I agree we all think, and in many different ways and modalities. A few years
ago I had counted up over 40 different ways of "thinking". Also, I agree
that most everyone has one or a few areas in which they "think" very
carefully and accurately. Listen to a group of sports fans exchange not only
facts and statistics, but hunches, strategic reasoning, etc. Or some chefs,
professional or amateur, talk about recipes, freshness of foods, etc. Indeed
listen to almost anyone talk about their hobbies, their passions, and you
will find precision, accuracy, wholeness, tradition and adventure!

When I talk about the unpopularity of accurate thinking, I am referring more
to the areas of education, government, politics, religion, etc. I have heard
people argue eloquently about their favorite sport for hours, making fine
distinctions, weighted judgements, etc. and then when asked about education,
my primary interest, or several of the others listed above, they snap into a
black-white, all-nothing, good-bad, right-wrong way of thinking, which I
would, from my own biased perspective, call non-thinking.


>Do programming languages help you think? Do some programming
>languages help you think better than others?

In general, I believe most programming languages encourage accurate thinking
because they force you to be specific. In software, vague generalities have
a new name - bugs!


>I live in Japan and when I began learning Japanese I read in many
>introducions to
>Japanese courses that said Japanese was more ambiguous than English. This is
>complete nonsence! The confusion arises because the languages differ in
>what each
>considers important. In a similar way computer programming languages differ.

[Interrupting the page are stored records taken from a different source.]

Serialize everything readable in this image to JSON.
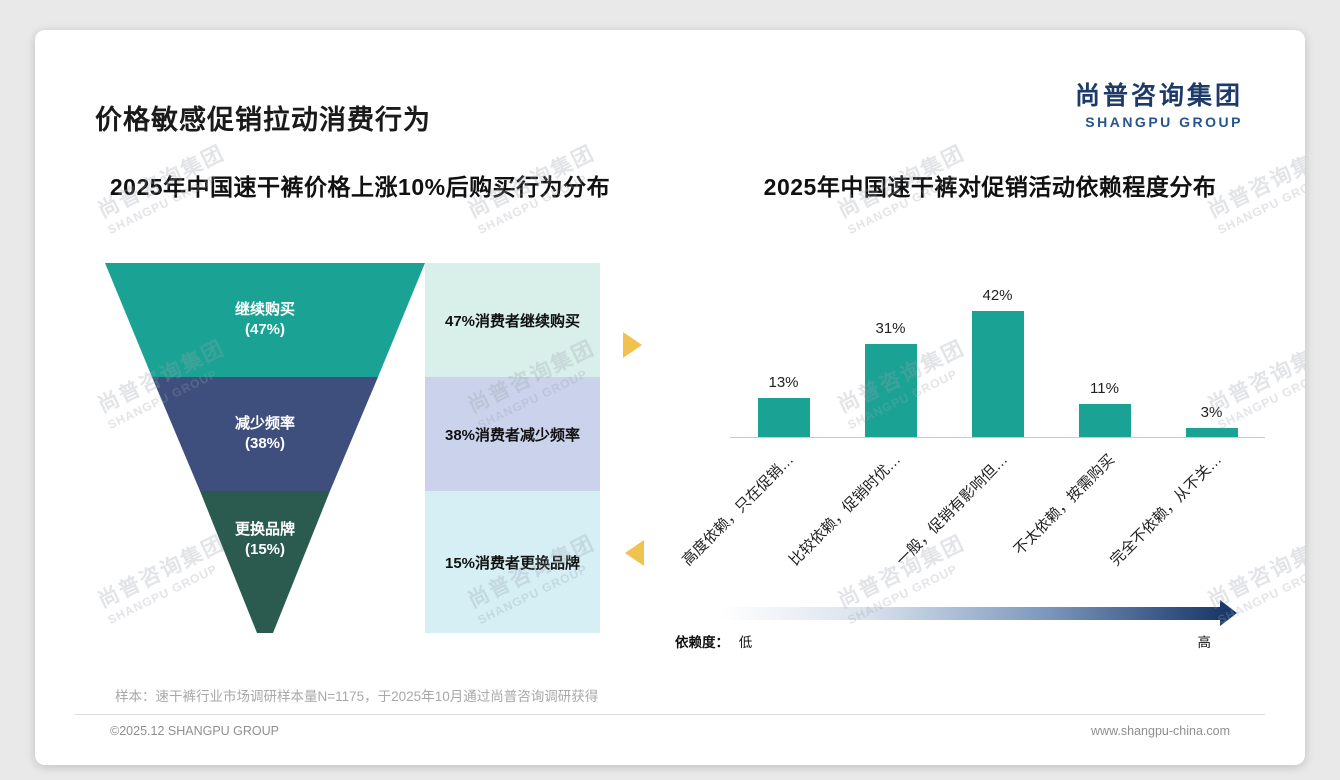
{
  "page": {
    "title": "价格敏感促销拉动消费行为",
    "logo": {
      "cn": "尚普咨询集团",
      "en": "SHANGPU GROUP"
    },
    "watermark": {
      "cn": "尚普咨询集团",
      "en": "SHANGPU GROUP"
    },
    "footer": {
      "sample_note": "样本：速干裤行业市场调研样本量N=1175，于2025年10月通过尚普咨询调研获得",
      "copyright": "©2025.12 SHANGPU GROUP",
      "website": "www.shangpu-china.com"
    }
  },
  "chart_data": [
    {
      "type": "funnel",
      "title": "2025年中国速干裤价格上涨10%后购买行为分布",
      "unit": "%",
      "segments": [
        {
          "label": "继续购买",
          "pct_text": "(47%)",
          "value": 47,
          "annotation": "47%消费者继续购买",
          "color": "#1AA394",
          "annotation_bg": "#D9EFEA"
        },
        {
          "label": "减少频率",
          "pct_text": "(38%)",
          "value": 38,
          "annotation": "38%消费者减少频率",
          "color": "#3E4E7D",
          "annotation_bg": "#CAD3EB"
        },
        {
          "label": "更换品牌",
          "pct_text": "(15%)",
          "value": 15,
          "annotation": "15%消费者更换品牌",
          "color": "#2B5B4F",
          "annotation_bg": "#D5EFF5"
        }
      ],
      "arrow_color": "#F0C24E"
    },
    {
      "type": "bar",
      "title": "2025年中国速干裤对促销活动依赖程度分布",
      "categories": [
        "高度依赖，只在促销…",
        "比较依赖，促销时优…",
        "一般，促销有影响但…",
        "不太依赖，按需购买",
        "完全不依赖，从不关…"
      ],
      "values": [
        13,
        31,
        42,
        11,
        3
      ],
      "unit": "%",
      "ylim": [
        0,
        45
      ],
      "grid": false,
      "bar_color": "#1AA394",
      "dependency_scale": {
        "label": "依赖度：",
        "low": "低",
        "high": "高",
        "gradient_end_color": "#1B3A6B"
      }
    }
  ]
}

I certainly agree, easy-difficult, ambiguous-clear, etc. are individual and
cultural issues.
When a subject is broken down into hierarchies and sequences of ideas and
then presented in multiple learning modalities to students who want to learn
them, orders of magnitude improvements can be achieved!
I have overcome, not hidden or compensated for, several learning
"challenges" (they are only disabilities if you do nothing about them, and
that is a choice!). I learned Trigonometry in 3 days, and have taught it in a
week not 6 months. If the computer industry can turn out processors that are
twice as powerful and 1/2 the price every 18 months, why can't education!!!
(They must follow the software model!)

Let me re-phrase that why won't education!!!

Of course the opposite is also true! Start with motivation; tell the student
"this is going to be very important" but never tell them why. Then, to use
Piagetian terminology, Start a topic out of the blue, with no frame of
reference, and assimilation is impossible. Then set the tone that all that is
really important is already known, and accommodation, creating new
categories, will be met with not enthusiasm by ridicule, time-outs,
detention, and if all that doesn't kill curiosity, expulsion!

Sorry, for the soap box but this topic is my hottest hot button!!!

>Being a hobbyist programmer means I have the privilige of using several
>languages:
>Forth, Logo, Prolog and Eiffel. Most of the thinking goes towards
>understing the
>problem domain. To do thst I use all kinds of techniques. Sometimes I will
>write
>about what I think the problem is about. This is especially true if the problem
>domain is unfamiliar. I jus want tio get a few handles on the problem. At other
>times I will use diagrams. Semantic nets are good for understanding the
>relationships that exst between entities. Sometimes I will continue and
>tansform
>nets into VDM or use an object oriented analysis method to hone in on specific
>parts of the problem.
>
>Eventually a kind of critical mass is reached and I can begin to consider what
>language I shall use. As my understanding grows I begin to think more about the
>targert language I will use.  Otherwise I will think about Forth and
>Eiffel. For
>speed and compactness I use Forth but for bigger applications I use Eiffel.
>

I love your description of problem solving as wandering around, playing with
the problem, trying alternatives and finally picking a suitable language to
solve it with. That's what all learning was until profession education tried
to kill it.

Enough for a Tuesday morning!

Bob

P.S. Another FORTH lover, I love it! I also find forth elegant, if not also
cryptic. I use Tom Zimmer's F-PC forth and his TCOM target compiler. I can
fit the Interpreter, Compiler, integrated editor, assembler, trace and debug
tools, help system etc. all on 1 3.5" floppy (1.4 meg). Let's see Microsoft
do that! They may argue that you can fit their VB, C, C++ environments on a
diskette also. But beware, in their hair-splitting, jargon, they mean a
ZIP-diskette (100 meg!).

Enjoy the holidays!

"To get NEW Answers, you must ask NEW Questions!"